TEMPORARY ALLIANCE is the first true sequel I’ve written, even though in the past I have carried characters from one book to another. TEMPORARY ALLIANCE picks up the story of Frank Russell three years after THE MOVIE STAR AND ME. Frank is still head of feature film production at Pacific Pictures, still working for studio founder Abe Baum. Many characters from THE MOVIE STAR AND ME are back, but Frank gets a new colleague and a new romantic interest in this second installment in the series.
I decided to write TEMPORARY ALLIANCE shortly after I completed THE MOVIE STAR AND ME last spring. I had enjoyed the characters and setting in the first book and I had a great plot idea for continuing Frank Russell’s story. And while TEMPORARY ALLIANCE is a sequel, a reader can enjoy it without having read THE MOVIE STAR AND ME—and vice versa. Each book stands alone.

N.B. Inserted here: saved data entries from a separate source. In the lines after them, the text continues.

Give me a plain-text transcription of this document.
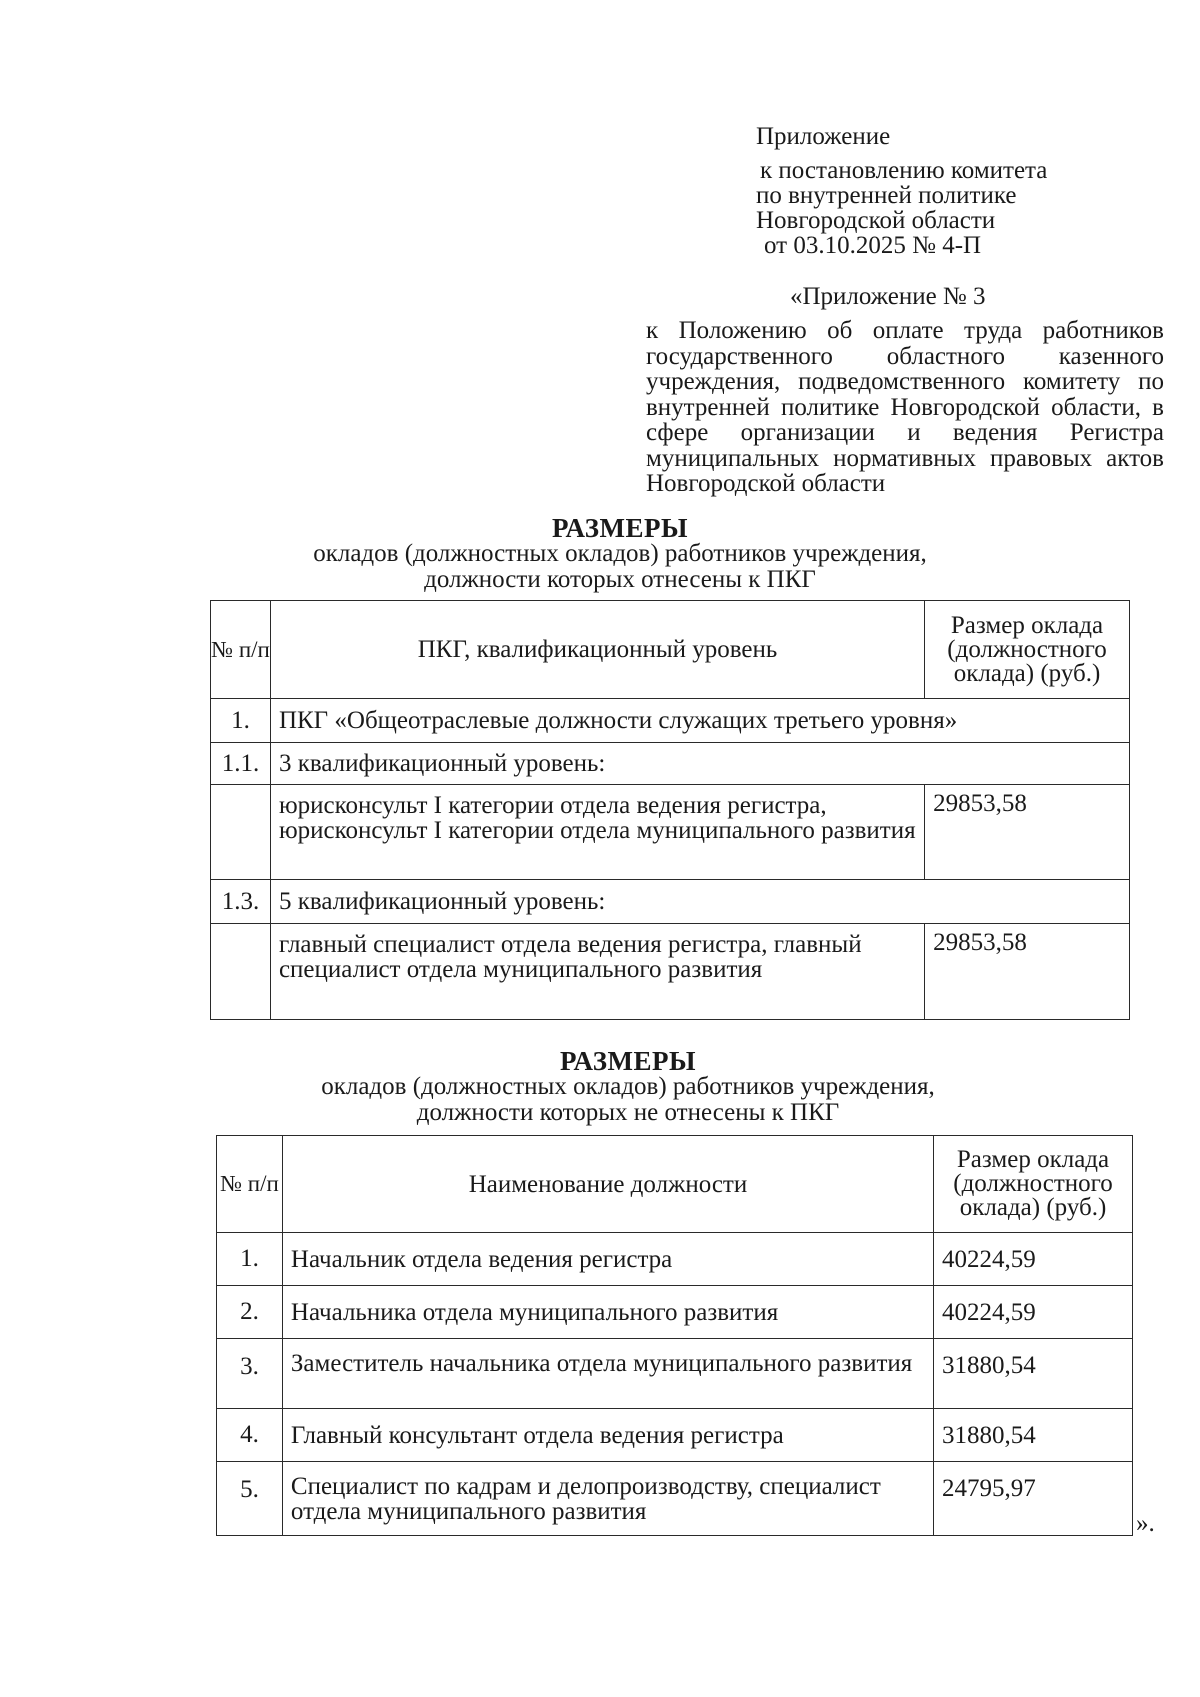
Приложение
к постановлению комитета
по внутренней политике
Новгородской области
от 03.10.2025 № 4-П
«Приложение № 3
к Положению об оплате труда работников государственного областного казенного учреждения, подведомственного комитету по внутренней политике Новгородской области, в сфере организации и ведения Регистра муниципальных нормативных правовых актов Новгородской области
РАЗМЕРЫ
окладов (должностных окладов) работников учреждения,
должности которых отнесены к ПКГ
№ п/п	ПКГ, квалификационный уровень	Размер оклада (должностного оклада) (руб.)
1.	ПКГ «Общеотраслевые должности служащих третьего уровня»	
1.1.	3 квалификационный уровень:	
	юрисконсульт I категории отдела ведения регистра, юрисконсульт I категории отдела муниципального развития	29853,58
1.3.	5 квалификационный уровень:	
	главный специалист отдела ведения регистра, главный специалист отдела муниципального развития	29853,58
РАЗМЕРЫ
окладов (должностных окладов) работников учреждения,
должности которых не отнесены к ПКГ
№ п/п	Наименование должности	Размер оклада (должностного оклада) (руб.)
1.	Начальник отдела ведения регистра	40224,59
2.	Начальника отдела муниципального развития	40224,59
3.	Заместитель начальника отдела муниципального развития	31880,54
4.	Главный консультант отдела ведения регистра	31880,54
5.	Специалист по кадрам и делопроизводству, специалист отдела муниципального развития	24795,97
».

That’s not always the case, as I found out recently. I’ve been trying to read more lately believing that the more you read, the better you write. Last week, I checked a book out of our local library. The book was written by a multiple award-winning author whose works have been praised by the New York Times, Chicago Tribune and Wall Street Journal to name a few. The plot seemed right up my alley: history students making use of time travel technology to study World War II first-hand.
I dove into the book with high expectations based on the author’s pedigree and the plot summary. It’s a long book and I kept expecting it to get interesting. Alas, it did not. The characters were poorly drawn. They said and did the same things repeatedly. And while the author did a good job of depicting the place and time to which the students had traveled, the plot never established any momentum. Then I read the final sentence on that last page and realized I’d been pranked!
For the riveting conclusion to [this book],
be sure not to miss [the sequel]
coming in Fall 2010.
I was annoyed to say the least. I’d worked my way through a nearly five hundred page book—a mediocre one at that–only to discover no resolution, only to learn that it was just a set up for a sequel. Guess what book I won’t be reading!
Even if a book is advertised as part of a series (this one wasn’t), it should have a stand-alone plot with at least partial resolution. I felt cheated after reading the time travel book and was glad that it was a library book and that I hadn’t purchased it.
I’ve already started work on the third Frank Russell-Pacific Pictures book. It doesn’t have a title yet, but when it hits the marketplace, it will have a story that can stand on its own because as a reader I feel we all deserve this.